2.1. FTIR Spectral Analysis

FTIR spectra of HEC, AMPS, EGDMA, RPA-SD, unloaded, and RPA-SD loaded hydrogels are depicted in Figure 2. According to the FTIR spectrum of AMPS, a vibration band was observed at 1461 cm⁻¹, which was associated with CH₂’s binding vibration. The bands observed at 1360 cm⁻¹ corresponded to -C-O stretching vibrations, whereas the characteristic bands at 2981 cm⁻¹ reflect -CH stretching of -CH₂. The band observed at 1230 cm⁻¹ is associated with the symmetric stretching of the S=O functional group [29]. The FTIR spectrum of EGDMA showed a major band at 1713 cm⁻¹, which is due to the C=O stretching of acrylate. Furthermore, the bands at 1633, 1291, and 1153 cm⁻¹ corresponded to stretching vibrations of C=C and C–O groups, respectively. These characteristics are mostly observed in both symmetrical and asymmetric ester chains [30]. Several stretching vibration absorption bands were observed in the HEC spectrum, such as the band near 1375 cm⁻¹ belongs to C-OH, the band at 2910 cm⁻¹ is associated with C-H stretching, the band at 3418 cm⁻¹ belongs to -OH stretching vibration and the band at 1059 cm⁻¹ belongs to C-O-C stretching vibrations. Other researchers have also reported similar results [31]. The RPA-SD spectrum shows the bands at 1108, 1040, and 992 cm⁻¹, which are attributed to the stretching vibration of glycoside C-O. Furthermore, the band at 923 cm⁻¹ is attributed to the stretching vibration of the glycoside ring and the band at 1277 cm⁻¹ is attributed to the stretching vibration of ester group C-O-C [32]. In contrast to their parent components, hydrogels in their unloaded state displayed a different spectrum. The band at 1055 cm⁻¹ was associated with the presence of a C-O-C group, while the band at 1067 cm⁻¹ was associated with HEC. In addition, the vibration bands of the C-O group were observed at 1362 cm⁻¹, which are associated with the AMPS. These new bands and functional groups indicate the presence of polymers and monomers in the cross-linked hydrogel network. FTIR analysis of the RPA-SD loaded hydrogel was performed to confirm the presence of the drug (RPA-SD) inside the hydrogel network. According to the results, there was a tensile vibration of RPA-SD’s glycoside ring at 923 cm⁻¹ and the glycoside C-O at 1043 cm⁻¹ in the hydrogel network. The presence of these bands confirmed the successful loading of the drug (RPA-SD) into the hydrogel network.

2.2. TGA Thermograms

TGA was used to evaluate the thermal stability of the polymers and hydrogels (Figure 3). The TGA of AMPS revealed a weight loss of 6% as the temperature reached 208 °C; AMPS dehydrated to a further 20% between 210 and 250 °C, thus resulting in a weight loss of 20%; similarly, at 340 °C, the sulfonic acid group began to decompose, leading to a weight loss of 20% between 250 °C and 340 °C [33]. In the first stage of the TGA of HEC, the sample loses 4.1% of its weight due to the evaporation of the solvent in the sample. In the second stage, the sample loses 75.1% of its weight due to the decomposition of the sample. These outcomes are comparable to those observed by other groups [34]. The RPA-SD-loaded hydrogel was found to lose weight by 15% at 28 to 167 °C due to dehydration, followed by 44% at 167 to 314 °C as a result of polymer bond breakdown. Polymer networks disintegrated gradually at 319 °C and continued to degrade until the polymer skeleton was completely broken down. Unloaded hydrogels experienced a 14% weight loss at temperatures between 28 and 354 °C due to dehydration, followed by a 23% weight loss between 354 and 366 °C due to polymer bond breakdown.
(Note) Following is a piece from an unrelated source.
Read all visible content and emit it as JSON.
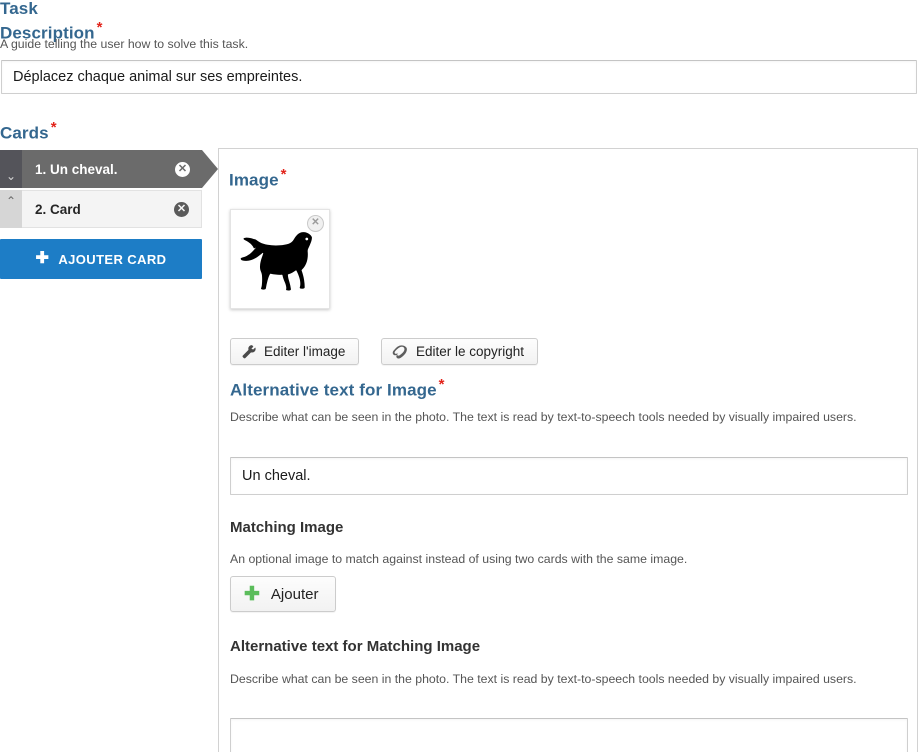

At a temperature of 366 °C, the polymeric network decomposes gradually and continues until the polymer’s backbone has been completely broken down. The thermal profile of hydrogels with a large residual weight suggests that the produced polymeric matrix is more resistant to thermal decomposition than the reactants over the full temperature range tested. In addition, because of the increased strength and contact between the polymer and monomer, a hydrogel will degrade at a higher temperature and at a slower rate than separate reactants [35]. The increased thermal stability results from the transfer of endothermic peaks to higher temperatures, forming a stiff network.

2.3. DSC Study

The DSC thermogram of HEC exhibited a melting peak at 121.72 °C, corresponding to its glass transition temperature, and a degradation peak at 182.18 °C, corresponding to its decomposition temperature [36]. The AMPS results revealed a sharp endothermic peak at 202 °C, indicating dehydration [37]. An exothermic peak was observed at approximately 315 °C for the hydrogels obtained. These exothermic peaks of hydrogels suggest that the polymers were cross-linked, and the newly formed structure confers thermal stability on the formulation (Figure 4). A DSC analysis of the synthesized hydrogels indicates that the formulation has a higher glass transition temperature than its parent components. This demonstrates that the components are more compatible and form a rigid network structure due to increased hydrogen bonds between the molecules. As a result, the resulting polymeric network is more thermally stable [38].

2.4. XRD Studies

Figure 5 shows the XRD spectra of the polymer, RPA-SD, and synthesized hydrogels. The HEC diffractogram indicates that the polymer exhibits strong semi-crystalline properties and has a peak value of 2θ = 21.3°, which is consistent with findings by others [39]. The XRD diffractogram of unloaded hydrogel shows one broad peak at 2θ = 20.68°, which indicates an amorphous nature. On the other hand, the diffraction spectrum of pure RPA-SD displays peaks at 2θ = 21.14°, which indicates an amorphous nature. However, the diffractogram of RPA-SD loaded hydrogels shows only one broad peak at 2θ = 21.10°, whereas no other peaks of RPA-SD were displayed in its respective region, which might be due to the physical interaction of RPA-SD with the polymer matrix that affected drug purity and reduced crystal lattice characteristics.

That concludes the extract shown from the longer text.